Albania, along with some Eastern European countries, is exposed to the phenomenon of population aging which in itself leads to a decrease in the number of employees and contributions to pension schemes. But the country is currently in a state of high informality of work that also exacerbates the deficit.

The World Bank points out that the informal economy and employment have grown dramatically in countries such as Albania, Bulgaria, Romania, and Serbia, as well as in most of the countries that emerged from the former Soviet Union in 2018. Increasing job informality worsens dramatically the balance between contributors and retirees. This balance resulted in large deficits, even when legal contribution rates were above 20 percent.

Most countries in the region have simply not indexed pensions with inflation and have periodically raised the minimum wage to mitigate the deficit. Due to the collapse that would include current pension schemes, some countries have set flat universal pensions for everyone. 

For example, in Georgia almost half of the expenditure of the pension scheme by 2006 was financed from the general budget and most people received minimal pension. Forecasts suggested that a large proportion of older adults would not even qualify for the minimum pension. Then in 2008, the Georgian government realized that the old system was no longer viable, thus the contribution-based pension was replaced by a universal flat-rate pension. Meaning regardless of previous employment, all retirees get the same pension rate. 

The link between legal salary, contributions and benefits from the national pension system failed. This is the first time that a contributing “de jure” plan has been replaced by a non-contributing plan. But it is unlikely to be the last case. Some Eastern European countries may soon face similar choices as their population pyramids are being overthrown.

The long-term population aging challenge of the fiscal policy facing most high-income countries is equally daunting. In 2016, the average pension spending in European Union (EU) countries exceeded 10 percent of GDP. This rate is very high when compared to levels in low and middle income countries.

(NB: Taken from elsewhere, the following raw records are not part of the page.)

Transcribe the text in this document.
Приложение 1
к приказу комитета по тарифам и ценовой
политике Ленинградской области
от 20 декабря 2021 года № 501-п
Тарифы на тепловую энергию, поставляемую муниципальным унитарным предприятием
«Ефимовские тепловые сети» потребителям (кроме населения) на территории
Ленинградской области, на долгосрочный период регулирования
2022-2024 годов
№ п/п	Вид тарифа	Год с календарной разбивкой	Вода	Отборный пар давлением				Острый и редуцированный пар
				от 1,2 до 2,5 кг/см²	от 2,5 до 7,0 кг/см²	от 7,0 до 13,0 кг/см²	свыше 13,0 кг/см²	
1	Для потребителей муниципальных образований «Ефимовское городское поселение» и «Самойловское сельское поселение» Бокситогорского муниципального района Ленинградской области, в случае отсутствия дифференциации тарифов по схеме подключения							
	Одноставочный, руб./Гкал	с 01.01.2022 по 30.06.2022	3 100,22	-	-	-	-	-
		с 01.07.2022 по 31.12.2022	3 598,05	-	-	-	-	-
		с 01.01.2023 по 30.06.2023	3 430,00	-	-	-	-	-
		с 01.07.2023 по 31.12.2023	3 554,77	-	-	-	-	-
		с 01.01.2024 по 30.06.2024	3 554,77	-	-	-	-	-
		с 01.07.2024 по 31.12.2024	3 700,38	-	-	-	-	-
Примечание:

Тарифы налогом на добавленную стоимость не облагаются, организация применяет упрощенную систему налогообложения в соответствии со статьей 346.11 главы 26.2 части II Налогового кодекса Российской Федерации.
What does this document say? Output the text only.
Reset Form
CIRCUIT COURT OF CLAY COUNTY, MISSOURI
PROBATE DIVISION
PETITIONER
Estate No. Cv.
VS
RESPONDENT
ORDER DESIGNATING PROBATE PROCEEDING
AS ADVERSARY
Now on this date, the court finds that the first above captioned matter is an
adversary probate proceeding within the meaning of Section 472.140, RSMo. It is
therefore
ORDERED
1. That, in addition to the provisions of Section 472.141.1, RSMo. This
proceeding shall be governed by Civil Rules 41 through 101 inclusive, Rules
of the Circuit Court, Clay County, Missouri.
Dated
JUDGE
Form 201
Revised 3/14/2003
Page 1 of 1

In Japan, the rapid aging of the population over the last 50 years has made the contributing model increasingly difficult in an environment without economic growth. The Japanese authorities have by law stipulated that a portion of VAT proceeds be used to finance the basic pension at 50 percent. Germany is now facing similar demographic pressures as Japan and is adjusting its social security system financing accordingly.

The oldest examples of countries that chose to fund pension systems from the general budget are Australia and New Zealand. New Zealand introduced a universal flat-rate pension in 1891 and has maintained it while Australia applies a similar scheme.